Sinds de verhuizing maken ze weliswaar meer vaten sojasaus, het duurt nog minstens twee jaar voor die extra vaten klaar zijn. Bovendien laten de mannen de vaten het liefst nóg langer rijpen, voor een nog diepere smaak. Uljee: „Tijd is het belangrijkste ingrediënt. Daarom staat het ook als eerste genoemd op de ingrediëntenlijst op de flesjes.”

Een van de dingen die de sojasaus bijzonder maken, is de intensieve samenwerking met boer Jeroen Klompe. In de Hoeksche Waard werkt hij volgens de principes van regeneratieve landbouw. Hij richt zich op een gezond bodemleven, waardoor er meer voedingsstoffen in zitten, en er een betere waterhuishouding is. Soja is een gewas dat juist voedingstoffen teruggeeft aan de bodem, in plaats het er aan te onttrekken.

Uljee: „We wilden het hele productieproces in eigen hand houden, omdat we er van overtuigd zijn dat smaak begint in de bodem. Het liefst zouden we een eigen eiland hebben, met een eigen biotoop.”

De liefde voor zijn ingrediënten zit diep bij Uljee. Regelmatig gaat hij even langs de velden waar de granen en peulvruchten groeien (er wordt continu getest met zeldzame soorten), en is dan intens gelukkig. Ook het roeren in de vaten geeft veel voldoening. Elk vat heeft zijn eigen karakter, hij voelt het verschil. „Hoe mooi is dat?”

Dan: „Weet je wat ik mooi vind, als jongen van Zuid? Dit gedeelte van Rotterdam wordt nog steeds gezien als achterstandsgebied, als afvoerputje. En moet je nu zien wat hier gebeurt.”


Dutch Wasabi

Geen kabbelende bergbeekjes, toch staat de kas vol met wasabiplanten

Wasabi is dat scherp smakende groene spulletje dat je bij de sushi krijgt. Alleen is dat vaak geen echte wasabi, maar een product op basis van mierikswortel en ‘iets groens’. De wortel van de echte Wasabia japonica, familie van mosterd en mierikswortel, is geliefd om zijn snel vervliegende scherpe smaak.
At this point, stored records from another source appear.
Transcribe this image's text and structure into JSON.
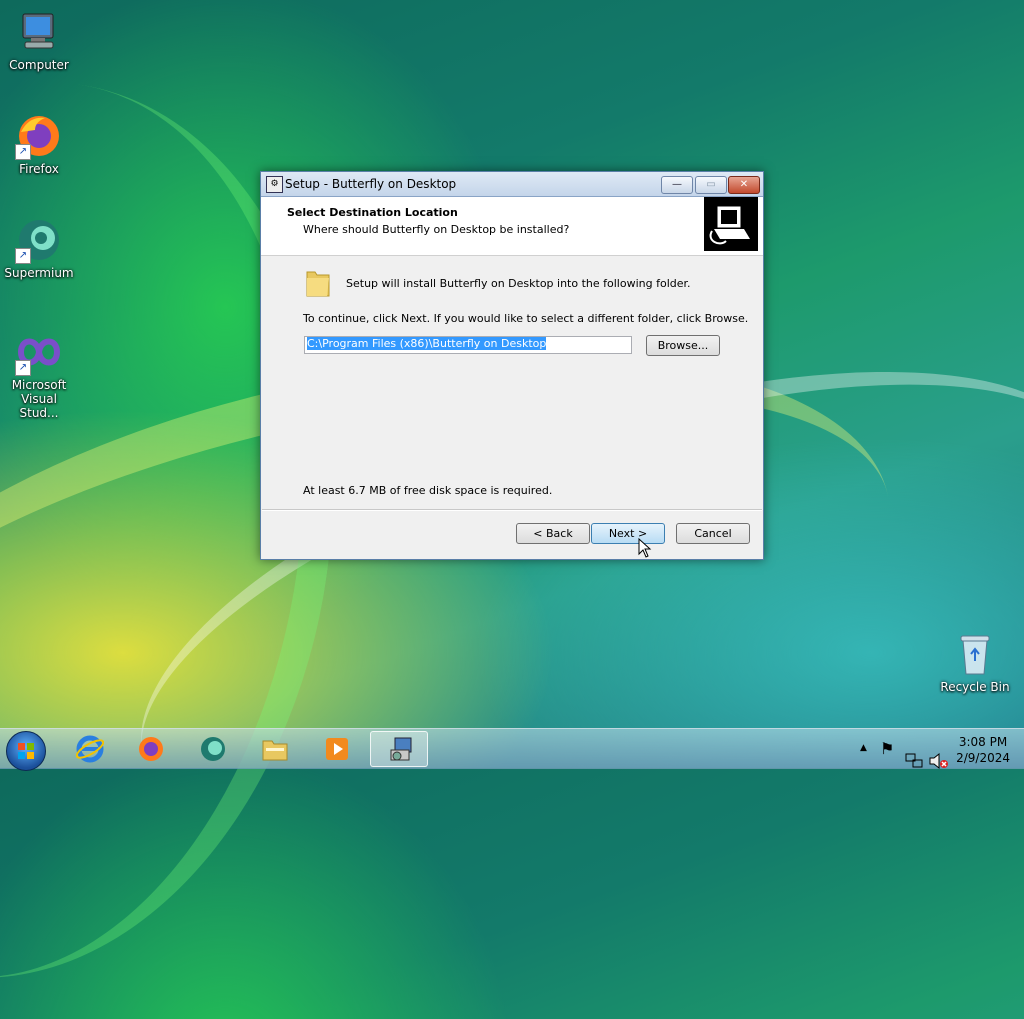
{
  "desktop": {
    "icons": [
      {
        "label_line1": "Computer",
        "label_line2": ""
      },
      {
        "label_line1": "Firefox",
        "label_line2": ""
      },
      {
        "label_line1": "Supermium",
        "label_line2": ""
      },
      {
        "label_line1": "Microsoft",
        "label_line2": "Visual Stud..."
      },
      {
        "label_line1": "Recycle Bin",
        "label_line2": ""
      }
    ]
  },
  "dialog": {
    "title": "Setup - Butterfly on Desktop",
    "header_title": "Select Destination Location",
    "header_subtitle": "Where should Butterfly on Desktop be installed?",
    "install_message": "Setup will install Butterfly on Desktop into the following folder.",
    "continue_message": "To continue, click Next. If you would like to select a different folder, click Browse.",
    "path_value": "C:\\Program Files (x86)\\Butterfly on Desktop",
    "browse_label": "Browse...",
    "disk_space_message": "At least 6.7 MB of free disk space is required.",
    "back_label": "< Back",
    "next_label": "Next >",
    "cancel_label": "Cancel",
    "minimize_glyph": "—",
    "maximize_glyph": "▭",
    "close_glyph": "✕"
  },
  "taskbar": {
    "apps": [
      "internet-explorer-icon",
      "firefox-icon",
      "supermium-icon",
      "file-explorer-icon",
      "media-player-icon",
      "setup-icon"
    ],
    "tray": {
      "show_hidden_glyph": "▲",
      "flag_glyph": "⚑"
    },
    "time": "3:08 PM",
    "date": "2/9/2024"
  },
  "colors": {
    "selection": "#3399ff",
    "default_button": "#3c7fb1"
  }
}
Vers geraspt is het op zijn lekkerst.

Het is een zeer langzaam groeiend en gevoelig plantje dat alleen gedijt in het kristalheldere water van Japanse bergbeekjes, zo wil het verhaal. Niet te telen in Nederland dus.

Maar dat is buiten Sander van Kampen gerekend. Deze IT’er, opgegroeid tussen de kassen in het Westland, wilde graag voor zichzelf beginnen en gooide het roer om. Familie en vrienden waren al tuinder, dus het lag voor de hand in welke richting hij het zou zoeken.

„Het leukste vind ik iets te doen wat er nog niet is.” Dat werd wasabi.

Regelmatig kreeg hij te horen dat er wel een goede reden zou zijn dat wasabi hier niet geteeld wordt. „Dat vind ik een rare redenering. Zo ontstaat er nooit iets nieuws.”

In 2016 begon hij op kleine schaal te experimenteren, twee jaar later zegde hij zijn vaste baan op en intussen staat de kas vol met wasabiplanten, de oogst is jaarlijks 500 à 600 kilo.

Sander van Kampen van Dutch Wasabi in zijn kassen in De Lier. „Het leukste vind ik iets te doen wat er nog niet is.”
Foto’s Pepijn Kouwenberg

Het bergbeekje wordt niet gemist. De planten staan gewoon met de voeten in de aarde en worden via slangetjes bedruppeld met water. De planten zien er blakend uit, dat heeft wel jaren geduurd. „Het lastigste bij zo’n langzaam groeiende plant als wasabi is dat je er pas laat achter komt als iets niet werkt. Dan moet je je hele oogst weggooien en ben je weer anderhalf jaar verder.” De verse gember die hij sinds kort ook kweekt, is een veel makkelijkere plant.

Ziektes en plagen waren de grootste dwarsliggers bij het kweken. De planten hadden veel last van luis en tripsen. Van Kampen kon ze op natuurlijke wijze bestrijden. „Dit jaar zie ik veel spinnetjes. Dat is goed nieuws want die vangen waarschijnlijk veel ongedierte weg.”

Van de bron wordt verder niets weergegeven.